Heru Budi Dinilai Tak Bersalah oleh Politikus PDIP Atas Jalan di Simpang Santa – Liputan Online Indonesia

Simpang SantaHeru Budi Dinilai Tak Bersalah oleh Politikus PDIP Atas Jalan di Simpang Santa - Liputan Online Indonesia. Foto: dok.tempo.co

liputanbangsa.com – Kepala Dinas Perhubungan atau Dishub DKI dinilai telah keliru memberikan masukan kepada Penjabat (Pj) Gubernur Heru Budi Hartono soal rekayasa lalu lintas di Simpang Santa. Hal itu berdasarkan pernyataan dari Politikus PDI Perjungan sekaligus anggota Komisi B Bidang Perekonomian DPRD DKI Jakarta Manuara Siahaan.

“Masukan teknis itu berasal dari dinas dalam hal ini Kadishub. Pertanyaannya adalah atas dasar kajian apa itu trotoar dan jalur diubah?” kata Manuara dikutip dari Tempo pada Rabu, (19/4).

Heru Budi dinilai tidak salah terkait kasus yang muncul pasca-alihfungsi trotoar jadi jalur kendaran di Simpang Santa, Jakarta Selatan.

“Pak Gubernur tidak sampai kepada hal-hal yang detail,” ujarnya.

Lebih lanjut, ia menduga Dishub lah yang menjadi pengusul proses perubahan tersebut selaku dinas teknis. “Sejauh ini kita dengar Kadishub (Syafrin Liputo) minta maaf ke publik atas kebijakan yang berubah-ubah itu,” kata dia.

Dengan demikian, menurutnya Syafrin Liputo telah keliru memberikan masukan kepada Heru Budi. Hal itu membuat pembongkaran trotoar tidak memenuhi ekspektasi masyarakat, dengan mata lain menambah macet.

“Dari sisi kebijakan teknis, Kadishub telah membenturkan Pak Gubernur dengan masyarakat,” kata politikus PDI Perjuangan.

Baca juga:

Rekayasa Lalu Lintas U Turn Pasar Santa, Kapolda Metro: Ada Penumpukan 3 Arah – Liputan Online Indonesia

Manuara mengatakan Heru Budi kecolongan atas masukan teknis dari Syafrin Liput. Alhasil, terjadilah reaksi publik negatif terhadap kebijakan itu.

“ishub DKI belum matang melakukan perencanaan rekayasa lalu lintas di Santa yang berimbas pada reaksi negatif dari masyarakat dan adanya indikasi pemborosan anggaran,” ucapnya.

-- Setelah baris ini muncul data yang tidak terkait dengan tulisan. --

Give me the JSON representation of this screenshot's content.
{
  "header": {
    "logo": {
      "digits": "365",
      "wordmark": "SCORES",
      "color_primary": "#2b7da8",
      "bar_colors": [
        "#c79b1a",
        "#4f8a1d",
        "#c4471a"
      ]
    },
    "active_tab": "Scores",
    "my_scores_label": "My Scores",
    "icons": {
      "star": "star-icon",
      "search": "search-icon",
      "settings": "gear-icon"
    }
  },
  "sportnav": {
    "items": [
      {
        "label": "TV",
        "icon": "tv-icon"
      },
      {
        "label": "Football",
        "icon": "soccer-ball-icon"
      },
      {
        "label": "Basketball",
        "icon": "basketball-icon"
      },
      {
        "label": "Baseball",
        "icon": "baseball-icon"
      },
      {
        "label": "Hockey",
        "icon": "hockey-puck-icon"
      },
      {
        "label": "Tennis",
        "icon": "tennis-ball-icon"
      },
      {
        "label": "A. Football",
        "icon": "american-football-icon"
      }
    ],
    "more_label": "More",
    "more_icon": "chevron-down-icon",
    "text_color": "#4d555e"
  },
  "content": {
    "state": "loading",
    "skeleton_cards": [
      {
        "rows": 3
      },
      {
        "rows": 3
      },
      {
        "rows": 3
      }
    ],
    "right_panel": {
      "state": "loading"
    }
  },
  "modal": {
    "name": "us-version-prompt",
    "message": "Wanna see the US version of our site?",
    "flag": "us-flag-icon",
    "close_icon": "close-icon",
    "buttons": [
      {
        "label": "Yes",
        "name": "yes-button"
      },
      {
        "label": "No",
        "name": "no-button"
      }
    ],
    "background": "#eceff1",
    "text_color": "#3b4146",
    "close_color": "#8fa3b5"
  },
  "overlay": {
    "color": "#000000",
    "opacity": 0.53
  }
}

“Saya sarankan Pak Gubernur mengevaluasi kebijakan teknis tersebut, sehingga tidak terjebak untuk kedua kalinya,” ujar Politikus PDI Perjuangan itu.

Perbaikan ukuran jalan raya yang berhubungan dengan bentuk fisik jalan (geometrik) di Jakarta Selatan sebelumnya telah dilakukan perbaikan oleh Dinas Perhubungan atau Dishub DKI Jakarta. Hal tersebut bertujuan untuk mengurai kemacetan dan menambah kenyamanan warga berlalu lintas di jalan tersebut.

Lokasi perbaikan tersebut berada di Simpang Santa tepatnya di Jalan Wijaya I-Jalan Wolter Monginsidi-Jalan Suryo (lampu merah Santa).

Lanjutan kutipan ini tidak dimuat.